Dunque, il disorientamento nella persona anziana può essere legato a diversi aspetti, in particolare situazioni che possono influire sulla capacità di percezione del mondo esterno, come lo spostamento improvviso dalla propria casa dove si è vissuti per parecchi anni, carenze nutrizionali, traumi o malattie.

Le carenze nutrizionali, gli squilibri intestinali e le alterazioni del microbiota possono contribuire alla comparsa del delirium. Bisogna ricordare infatti che l’idratazione è molto importante, ma spesso la persona anziana si dimentica di bere. Quadri di disidratazione, senza magari dare dei sintomi fisici particolarmente intensi, possono anche andare ad influire sulle capacità proprio di orientamento e di ragionamento dell’anziano.

I sintomi del delirium

Il delirium si manifesta con sintomi come sonnolenza, agitazione, difficoltà di concentrazione e persino allucinazioni. È importante riconoscere questi segnali per intervenire tempestivamente.

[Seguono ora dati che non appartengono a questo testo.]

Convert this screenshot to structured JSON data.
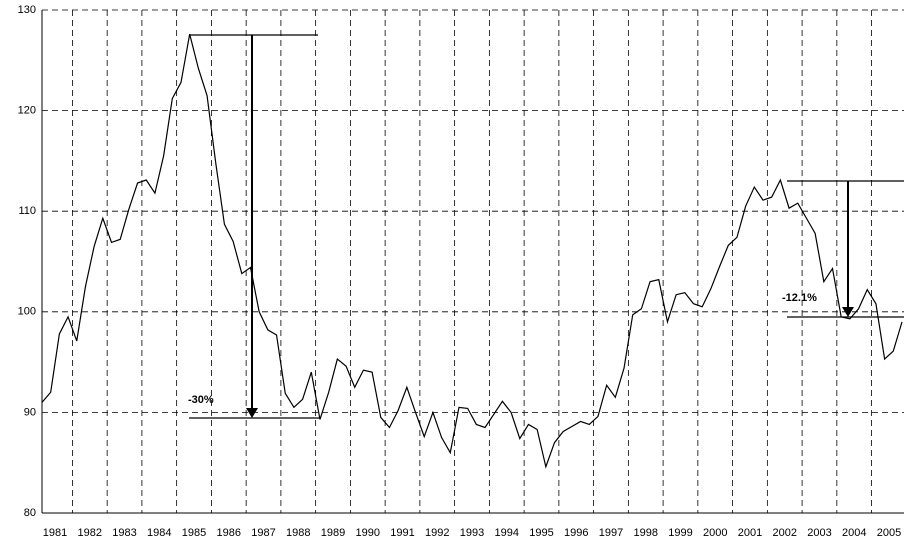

Il deterioramento della memoria, delle capacità cognitive e l’alterazione del comportamento sono indicatori chiave del delirium nell’anziano, che va distinto da patologie come l’Alzheimer.

Terapie e consigli utili

Per prevenire il delirium durante un ricovero ospedaliero, è consigliabile creare un ambiente familiare e rassicurante per l’anziano, con punti di riferimento chiari e una corretta gestione del sonno.

Limitare l’uso di farmaci che agiscono sul sistema nervoso e garantire un’adeguata idratazione e nutrizione sono passaggi fondamentali per ridurre il rischio di delirium nell’anziano, sia in ospedale che a casa.